GECOM Commissioners row over timeline to review Lowenfield’s elections report
After being locked in a meeting for hours on Thursday, the politically nominated Commissioners of the Guyana Elections Commission (GECOM) could not agree on an extension date of the recount process.
The Commission, headed by Justice (rt’d) Claudette Singh, will have to meet again on Friday to iron out what APNU+AFC nominated GECOM Commissioner Vincent Alexander said are “tricky issues.”
Alexander rejected attempts by his colleague Commissioners to set a timeline for the Commission to review the observation reports coming out of the ongoing recount of votes cast in the March 02, 2020 elections.
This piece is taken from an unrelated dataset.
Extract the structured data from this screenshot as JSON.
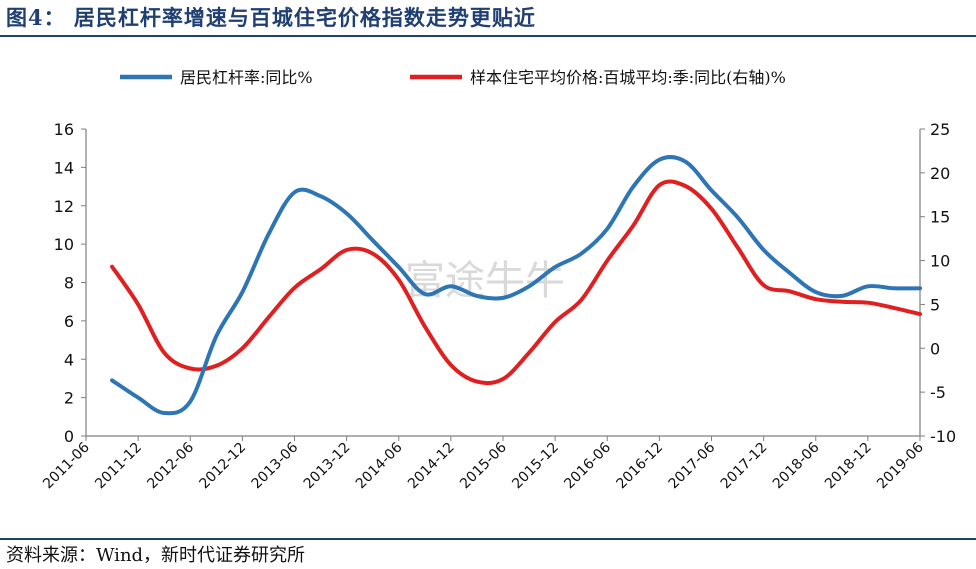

The News Room understands that the meeting escalated between the Commissioners Thursday after the Secretariat proposed that the Chief Elections Officer Keith Lowenfield should have five days to prepare his report after the last ballot box is counted.
GECOM is currently looking to extend the recount exercise to June 16, which will allow Lowenfield to complete his tabulation and submit his report for submission to the Commission.
Thereafter, the Commission will be allowed to review the observation reports for each of the 10 electoral districts recounted. Those reports will include the anomalies reported during the recount along with allegations made by the incumbent APNU+AFC that dead and migrated persons voted at the March 2 polls.
In this regard, the People’s Progressive Party nominated Commissioners want GECOM to set a timeline for that review when it makes changes to the gazetted order for the recount.
Alexander believes this is an attempt to prescribe a new date into the order that was not previously there.
“These are attempts to specify the dates of declaration and review of those reports… my only disposition is that the order did not provide for that, it provides for a review of the 25 days [only],” Alexander added.
He told reporters that he believes there are people who intend for GECOM to make a final declaration on the recount based only on the numerical count but insisted that GECOM must allow itself time for the consideration of the observation reports.
“That’s where we are stuck… we are going to have in addition to the 10 tabulations which will come together into one, 10 observation reports…those have got to be discussed and it takes time. If you see what we have been coming up with in terms of volume, it will take time,” he explained.
Alexander said the recount was done to allow for a credible determination of the results “and that credibility has to do with much of what in observation report.”
He believes the report lends to the credibility of the exercise and it cannot be ignored.
But the PPP’s Anil Nandlall does not believe that GECOM should leave the timeline open to deliberate on Lowenfield’s report.
“We want them to tell us how much time, it cannot be for the rest of the year, they are not fixing a time, this country is on hold, people’s lives are on hold… the process must come to an end,” Nandlall said Thursday.
Further, he does not believe that GECOM has the legal authority to deal with the issues in the observation reports. Nandlall, a former Attorney General, said any attempt by GECOM to investigate the allegations within the reports would be illegal and the PPP will move to the courts to stop it.
“GECOM can’t convert itself into a judge and jury… it has to go to court. Anytime the Commission acts outside of legal powers the court will be there to stop it,” he added.
The 25-day timeline for the recount process comes to an end on Saturday, May 30.